While working at NASA, these Black women had to face tremendous issues on their way to
progress. Their contributions to the Space program were devalued due to the segregation
policies at the workplace. Due to these policies, they could not even perform the tasks they
were assigned by the supervisors. Despite all these challenges, these women worked hard to
prove themselves as the beneficial assets to the organization. The diversity of people groups at
workplace sped up the work of Space Task Group. The computation skills and intellectual minds
of the Black people helped NASA to achieve the goals that would not have been possible
without them. It would not be possible to figure the engineering problems with the capsule of
the space craft without Mary Jackson.
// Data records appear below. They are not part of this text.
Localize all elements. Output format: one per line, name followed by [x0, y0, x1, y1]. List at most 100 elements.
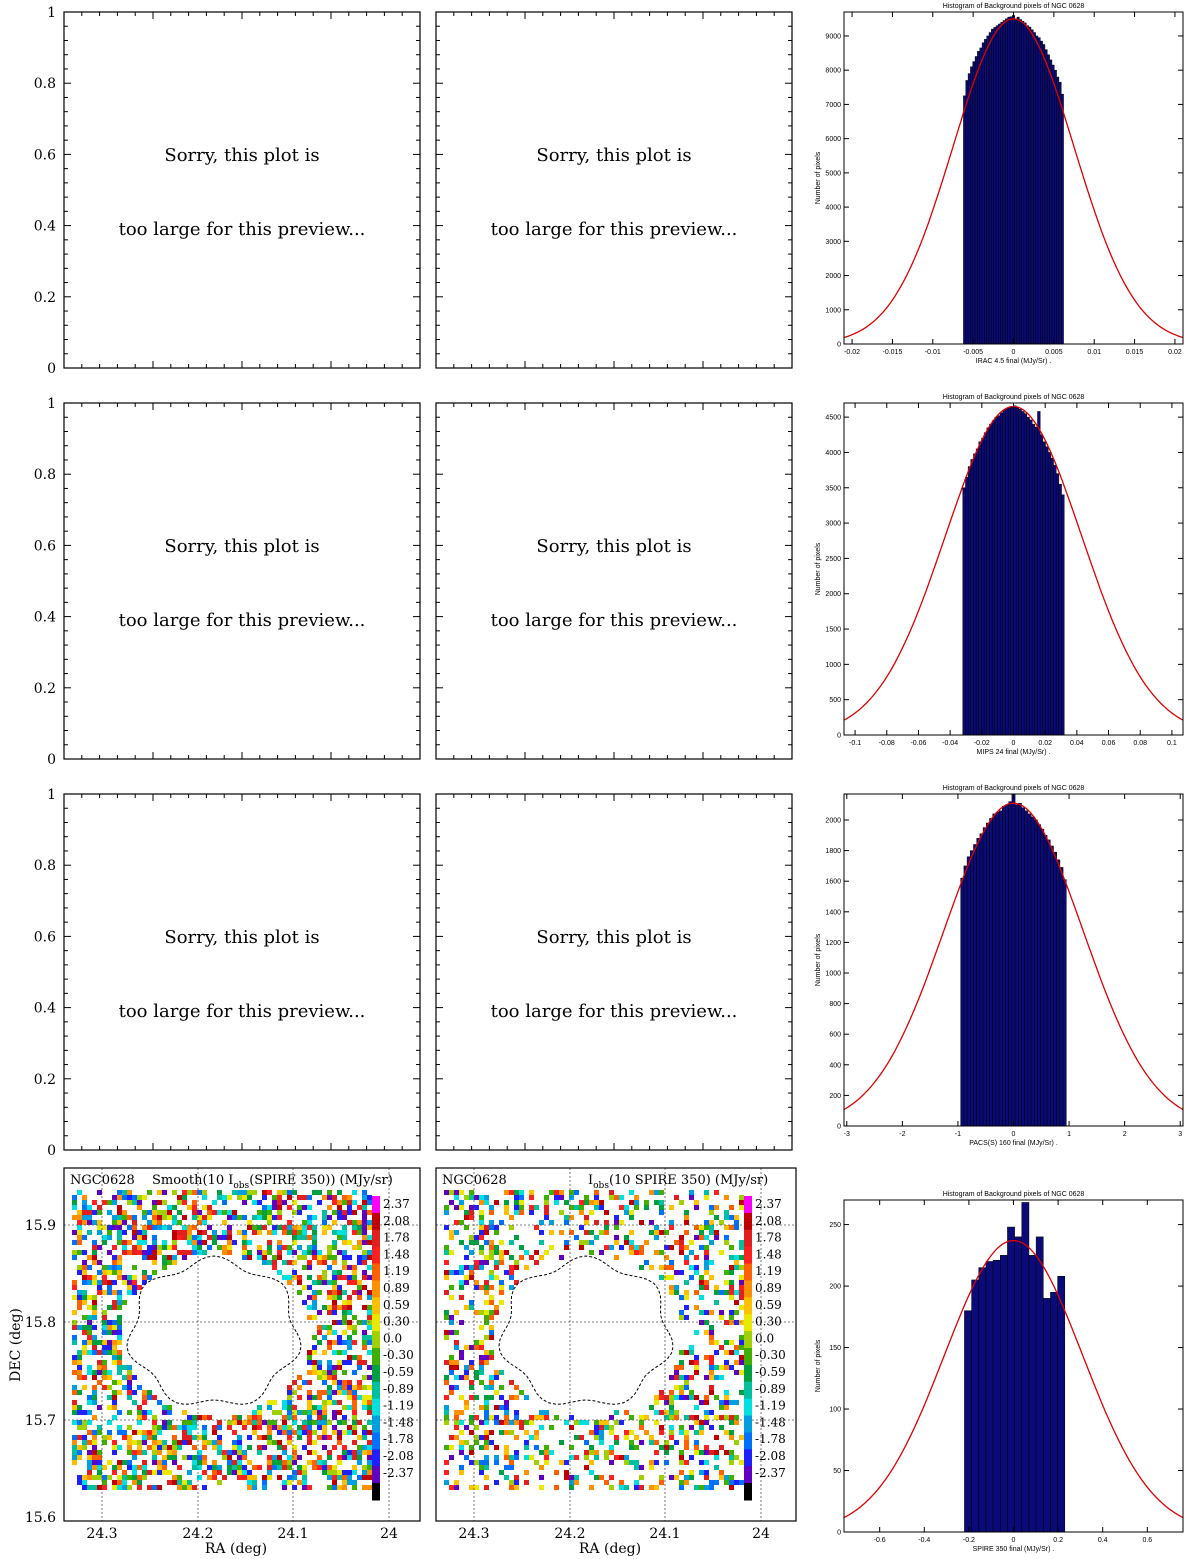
map-pixel: [177, 1475, 182, 1480]
map-pixel: [337, 1210, 342, 1215]
map-pixel: [519, 1245, 524, 1250]
map-pixel: [519, 1255, 524, 1260]
map-pixel: [172, 1440, 177, 1445]
map-pixel: [474, 1345, 479, 1350]
map-pixel: [484, 1310, 489, 1315]
map-pixel: [739, 1390, 744, 1395]
map-pixel: [72, 1230, 77, 1235]
histogram-bar: [1053, 464, 1057, 736]
map-pixel: [729, 1265, 734, 1270]
map-pixel: [282, 1450, 287, 1455]
histogram-bar: [1045, 446, 1049, 736]
map-pixel: [237, 1450, 242, 1455]
map-pixel: [112, 1355, 117, 1360]
map-pixel: [524, 1455, 529, 1460]
map-pixel: [569, 1195, 574, 1200]
map-pixel: [539, 1220, 544, 1225]
panel-frame: [435, 793, 793, 1151]
histogram-bar: [1031, 423, 1036, 736]
map-pixel: [709, 1370, 714, 1375]
map-pixel: [252, 1200, 257, 1205]
map-pixel: [669, 1415, 674, 1420]
map-pixel: [352, 1440, 357, 1445]
map-pixel: [367, 1465, 372, 1470]
x-tick-label: 2: [1123, 1131, 1127, 1138]
map-pixel: [554, 1195, 559, 1200]
map-pixel: [699, 1400, 704, 1405]
histogram-bar: [1056, 76, 1060, 345]
x-axis-label: SPIRE 350 final (MJy/Sr) .: [973, 1546, 1055, 1553]
map-pixel: [322, 1270, 327, 1275]
map-pixel: [132, 1245, 137, 1250]
map-pixel: [172, 1460, 177, 1465]
map-pixel: [469, 1250, 474, 1255]
map-pixel: [347, 1305, 352, 1310]
map-pixel: [297, 1225, 302, 1230]
map-pixel: [132, 1450, 137, 1455]
map-pixel: [237, 1190, 242, 1195]
map-pixel: [514, 1280, 519, 1285]
map-pixel: [469, 1360, 474, 1365]
map-pixel: [619, 1455, 624, 1460]
map-pixel: [342, 1265, 347, 1270]
map-pixel: [669, 1430, 674, 1435]
map-pixel: [117, 1365, 122, 1370]
map-pixel: [504, 1420, 509, 1425]
map-pixel: [679, 1450, 684, 1455]
map-pixel: [739, 1280, 744, 1285]
map-pixel: [87, 1230, 92, 1235]
map-pixel: [257, 1415, 262, 1420]
map-pixel: [362, 1240, 367, 1245]
histogram-bar: [1019, 19, 1022, 345]
map-pixel: [719, 1375, 724, 1380]
map-pixel: [484, 1435, 489, 1440]
map-pixel: [614, 1195, 619, 1200]
map-pixel: [489, 1205, 494, 1210]
map-pixel: [197, 1220, 202, 1225]
map-pixel: [362, 1260, 367, 1265]
map-pixel: [227, 1210, 232, 1215]
histogram-bar: [1040, 40, 1043, 345]
map-pixel: [659, 1410, 664, 1415]
map-pixel: [77, 1250, 82, 1255]
map-pixel: [77, 1410, 82, 1415]
map-pixel: [489, 1250, 494, 1255]
map-pixel: [484, 1405, 489, 1410]
map-pixel: [187, 1230, 192, 1235]
map-pixel: [82, 1345, 87, 1350]
map-pixel: [704, 1235, 709, 1240]
map-pixel: [544, 1445, 549, 1450]
map-pixel: [347, 1450, 352, 1455]
map-pixel: [367, 1460, 372, 1465]
map-pixel: [277, 1240, 282, 1245]
placeholder-message-line2: too large for this preview...: [119, 610, 366, 631]
map-pixel: [142, 1210, 147, 1215]
map-pixel: [217, 1450, 222, 1455]
map-pixel: [287, 1455, 292, 1460]
map-pixel: [107, 1430, 112, 1435]
y-tick-label: 1200: [825, 940, 841, 947]
map-pixel: [152, 1420, 157, 1425]
y-tick-label: 4500: [825, 415, 841, 422]
map-pixel: [594, 1450, 599, 1455]
map-pixel: [307, 1250, 312, 1255]
map-pixel: [332, 1375, 337, 1380]
map-pixel: [454, 1340, 459, 1345]
map-pixel: [469, 1195, 474, 1200]
map-pixel: [337, 1205, 342, 1210]
histogram-bar: [1021, 20, 1025, 345]
map-pixel: [479, 1215, 484, 1220]
map-pixel: [362, 1220, 367, 1225]
map-pixel: [312, 1395, 317, 1400]
map-pixel: [494, 1200, 499, 1205]
map-pixel: [127, 1485, 132, 1490]
map-pixel: [689, 1240, 694, 1245]
map-pixel: [222, 1475, 227, 1480]
map-pixel: [297, 1235, 302, 1240]
map-pixel: [97, 1260, 102, 1265]
map-pixel: [172, 1260, 177, 1265]
map-pixel: [297, 1280, 302, 1285]
map-pixel: [142, 1270, 147, 1275]
map-pixel: [337, 1270, 342, 1275]
map-pixel: [152, 1425, 157, 1430]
They were unable to complete the mission of orbiting the
Earth without these heroic characters, even when they had the IBM (mainframe computers),
and their astronauts relied more on the calculations of the Black Computers than those
mainframe computers.
The most astonishing scene of the movie is Dorothy teaching herself and her co-workers how to
program, when she senses that the IBM computers will make her skills obsolete and her co-
workers will be left unemployed. She did not only want to secure her future, but did a great
favor to her colleagues, and more importantly she fixed the IBMs at NASA which the White IBM
technicians could not do. Moreover, the scene in which Harrison tells all the team they’ll need
to call their wives and stay late until they find a solution. The team is almost all men, all dressed
alike, in white button-down shirts and black ties, with Katherine wearing a green dress and the
other woman in the office wearing a gray one. The assumption that there is a ‘wife at home’ to
take care of everything is still prevalent today and still hurts working women. This scene really
moved me because Katherine was the one who was working as both father and mother to her
children and was the least valued person in that office at that time. But her hard-work and
determination helped to attain higher positions in the office later on.